The pharmacological profile and the acute and chronic aquaretic effects of OPC-41061, a novel nonpeptide human arginine vasopressin (AVP) V2-receptor antagonist, were respectively characterized in HeLa cells expressing cloned human AVP receptors and in conscious male rats. OPC-41061 antagonized [3H]-AVP binding to human V2-receptors (Ki = 0.43 +/- 0.06 nM) more potently than AVP (Ki = 0. 78 +/- 0.08 nM) or OPC-31260 (Ki = 9.42 +/- 0.90 nM). OPC-41061 also inhibited [3H]-AVP binding to human V1a-receptors (Ki = 12.3 +/- 0.8 nM) but not to human V1b-receptors, indicating that OPC-41061 was 29 times more selective for V2-receptors than for V1a-receptors. OPC-41061 inhibited cAMP production induced by AVP with no intrinsic agonist activity. In rats, OPC-41061 inhibited [3H]-AVP binding to V1a-receptors (Ki = 325 +/- 41 nM) and V2-receptors (Ki = 1.33 +/- 0. 30 nM), showing higher receptor selectivity (V1a/V2 = 244) than with human receptors. A single oral administration of OPC-41061 in rats clearly produced dose-dependent aquaresis. In treatment by multiple OPC-41061 dosing for 28 days at 1 and 10 mg/kg p.o. in rats, significant aquaretic effects were seen throughout the study period. As the result of aquaresis, hemoconcentration was seen at 4 hr postdosing although, no differences were seen in serum osmolality, sodium, creatinine and urea nitrogen concentrations at 24 hr postdosing. Furthermore, there was no difference in serum AVP concentration, pituitary AVP content or the number and affinity of AVP receptors in the kidney and liver at trough throughout the study period. These results demonstrate that OPC-41061 is a highly potent human AVP V2-receptor antagonist and produces clear aquaresis after single and multiple dosing, suggesting the usefulness in the treatment of various water retaining states.

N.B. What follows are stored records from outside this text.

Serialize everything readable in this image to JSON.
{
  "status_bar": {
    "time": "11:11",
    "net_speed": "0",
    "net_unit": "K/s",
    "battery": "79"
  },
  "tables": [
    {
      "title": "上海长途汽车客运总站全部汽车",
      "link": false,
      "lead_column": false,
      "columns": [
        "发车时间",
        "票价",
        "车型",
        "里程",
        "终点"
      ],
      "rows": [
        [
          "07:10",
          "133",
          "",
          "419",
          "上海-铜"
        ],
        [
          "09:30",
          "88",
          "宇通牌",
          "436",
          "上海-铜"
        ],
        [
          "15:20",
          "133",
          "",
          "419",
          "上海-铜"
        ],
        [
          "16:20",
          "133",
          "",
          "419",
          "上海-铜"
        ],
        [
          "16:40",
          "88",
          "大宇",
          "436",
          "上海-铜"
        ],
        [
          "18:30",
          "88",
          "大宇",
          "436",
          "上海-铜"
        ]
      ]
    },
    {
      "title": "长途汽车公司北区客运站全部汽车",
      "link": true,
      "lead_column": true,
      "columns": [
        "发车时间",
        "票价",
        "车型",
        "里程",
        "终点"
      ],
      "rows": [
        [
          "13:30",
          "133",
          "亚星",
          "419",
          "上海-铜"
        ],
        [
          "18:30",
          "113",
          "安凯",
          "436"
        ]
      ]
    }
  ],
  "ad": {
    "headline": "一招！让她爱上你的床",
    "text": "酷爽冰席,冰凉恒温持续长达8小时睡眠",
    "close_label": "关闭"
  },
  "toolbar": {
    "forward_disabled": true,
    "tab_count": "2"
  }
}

新型非肽类人精氨酸血管加压素(AVP)V2受体拮抗剂OPC - 41061的药理特性以及急性和慢性利水作用,分别在表达克隆人AVP受体的HeLa细胞和清醒雄性大鼠中进行了表征。OPC - 41061拮抗[3H]-AVP与人V2受体的结合(Ki = 0.43±0.06 nM),其效力比AVP(Ki = 0.78±0.08 nM)或OPC - 31260(Ki = 9.42±0.90 nM)更强。OPC - 41061还抑制[3H]-AVP与人V1a受体的结合(Ki = 12.3±0.8 nM),但不抑制与人V1b受体的结合,这表明OPC - 41061对V2受体的选择性比对V1a受体高29倍。OPC - 41061抑制AVP诱导的cAMP产生,且无内在激动剂活性。在大鼠中,OPC - 41061抑制[3H]-AVP与V1a受体(Ki = 325±41 nM)和V2受体(Ki = 1.33±0.30 nM)的结合,显示出比与人受体更高的受体选择性(V1a/V2 = 244)。在大鼠中单次口服OPC - 41061明显产生剂量依赖性利水作用。在大鼠中以1和10 mg/kg口服多次给予OPC - 41061进行28天治疗,在整个研究期间均观察到显著的利水作用。作为利水作用的结果,给药后4小时出现血液浓缩,尽管给药后24小时血清渗透压、钠、肌酐和尿素氮浓度没有差异。此外,在整个研究期间,谷值时血清AVP浓度、垂体AVP含量或肾脏和肝脏中AVP受体的数量和亲和力没有差异。这些结果表明,OPC - 41061是一种高效的人AVP V2受体拮抗剂,单次和多次给药后均产生明显的利水作用,提示其在治疗各种水潴留状态方面的有用性。